The gentle reader has no doubt seen the ads for the gun control infomercial disguised as a feature motion picture, “Miss Sloane.” The movie depicts a hard-bitten Republican lobbyist who has an epiphany when she is asked to conduct a PR campaign for an NRA-like organization to sell firearms as a female empowerment tool. Instead, she jumps ship to another firm that is pushing for a Brady Law “common sense” gun control law.
According to the Washington Free Beacon, the movie tanked over the most recent weekend, only becoming the 11th grossing film in the United States and having the 79th worst opening of all time.
So, why did a movie that had a talented, A-list lead in the form of Jessica Chastain and a Washington intrigue plot fail so epically? It is not as if the film was a female “Ghostbusters” after all.
The main reason is that the people responsible for greenlighting this dud (pun intended) forgot the old axiom that if you want to send a message, use Western Union (or, in modern parlance, Twitter.) The adage goes double when the message is something that the majority of the potential audience finds abhorrent.

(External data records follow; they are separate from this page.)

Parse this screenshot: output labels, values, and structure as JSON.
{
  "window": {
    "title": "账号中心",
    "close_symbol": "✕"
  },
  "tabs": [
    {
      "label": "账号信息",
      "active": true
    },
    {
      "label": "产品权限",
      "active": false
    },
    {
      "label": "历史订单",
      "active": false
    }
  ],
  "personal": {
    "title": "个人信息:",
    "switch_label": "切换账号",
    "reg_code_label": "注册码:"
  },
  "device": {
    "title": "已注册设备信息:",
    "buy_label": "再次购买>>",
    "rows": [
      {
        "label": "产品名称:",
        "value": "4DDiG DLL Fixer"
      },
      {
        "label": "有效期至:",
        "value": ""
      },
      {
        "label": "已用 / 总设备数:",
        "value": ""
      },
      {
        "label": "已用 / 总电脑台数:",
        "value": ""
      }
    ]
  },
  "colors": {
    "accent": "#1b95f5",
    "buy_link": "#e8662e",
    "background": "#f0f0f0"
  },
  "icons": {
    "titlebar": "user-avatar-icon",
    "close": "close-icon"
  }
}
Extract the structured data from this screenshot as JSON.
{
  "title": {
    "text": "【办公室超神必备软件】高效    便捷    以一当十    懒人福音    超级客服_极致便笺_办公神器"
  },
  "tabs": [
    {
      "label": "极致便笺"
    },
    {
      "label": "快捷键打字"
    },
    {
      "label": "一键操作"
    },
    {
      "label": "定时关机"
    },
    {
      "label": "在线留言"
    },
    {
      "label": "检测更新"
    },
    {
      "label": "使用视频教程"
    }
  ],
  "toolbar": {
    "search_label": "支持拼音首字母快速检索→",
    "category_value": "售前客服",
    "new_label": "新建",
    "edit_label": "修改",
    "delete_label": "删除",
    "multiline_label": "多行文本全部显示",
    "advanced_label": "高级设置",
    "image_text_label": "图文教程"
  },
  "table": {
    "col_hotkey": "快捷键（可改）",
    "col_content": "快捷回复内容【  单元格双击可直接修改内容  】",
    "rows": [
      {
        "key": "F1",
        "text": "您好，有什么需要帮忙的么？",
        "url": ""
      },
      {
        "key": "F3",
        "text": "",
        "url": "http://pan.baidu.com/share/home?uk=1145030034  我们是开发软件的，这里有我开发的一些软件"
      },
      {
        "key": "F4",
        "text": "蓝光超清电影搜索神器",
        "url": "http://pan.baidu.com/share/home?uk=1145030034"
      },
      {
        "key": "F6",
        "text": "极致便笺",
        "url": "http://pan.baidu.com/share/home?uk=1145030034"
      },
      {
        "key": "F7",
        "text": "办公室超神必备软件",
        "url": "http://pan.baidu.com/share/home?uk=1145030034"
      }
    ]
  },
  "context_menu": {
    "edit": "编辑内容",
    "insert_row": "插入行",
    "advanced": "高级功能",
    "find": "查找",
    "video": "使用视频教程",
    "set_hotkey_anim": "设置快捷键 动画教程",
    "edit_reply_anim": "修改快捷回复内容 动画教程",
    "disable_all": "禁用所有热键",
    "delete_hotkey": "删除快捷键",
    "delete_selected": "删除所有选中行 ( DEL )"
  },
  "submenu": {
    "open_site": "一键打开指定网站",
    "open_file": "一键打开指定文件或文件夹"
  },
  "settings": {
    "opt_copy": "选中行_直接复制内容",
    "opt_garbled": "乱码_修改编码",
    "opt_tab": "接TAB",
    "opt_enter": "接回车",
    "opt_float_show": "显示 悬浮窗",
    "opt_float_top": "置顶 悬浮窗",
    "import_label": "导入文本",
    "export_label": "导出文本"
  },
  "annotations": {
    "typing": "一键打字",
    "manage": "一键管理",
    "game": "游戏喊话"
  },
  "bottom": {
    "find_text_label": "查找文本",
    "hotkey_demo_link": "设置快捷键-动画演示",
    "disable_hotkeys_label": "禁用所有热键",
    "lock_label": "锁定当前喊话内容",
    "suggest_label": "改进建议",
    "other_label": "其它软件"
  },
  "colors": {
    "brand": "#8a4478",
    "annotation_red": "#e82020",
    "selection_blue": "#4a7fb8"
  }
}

In fact, the possession of a firearm is very empowering to a smaller and weaker female when confronted by a larger and stronger and likely male attacker. A lot of gun owners are women for that very reason.
Also, but all accounts, Sloane is a most unpleasant character. She is more than a little ethically challenged in winning the political battles she engages in. She has no personal life and has her physical needs taken care of by a male escort. Here the filmmakers violate another cardinal rule of motion pictures. The audience has to like or at least have respect for the main character.
That Chastain now has to have this turkey on her resume is unfortunate. She first became famous as a CIA analyst whose efforts were crucial in the hunt for Osama Bin Laden in “Zero Dark Thirty.” She was also the commander of an interplanetary ship that helped to rescued Matt Damon’s character in “The Martian.” These films were great successes because, in part, people can relate to killing the most notorious terrorist of our times and rescuing a hero astronaut trapped on Mars. Undermining the Second Amendment, not so much.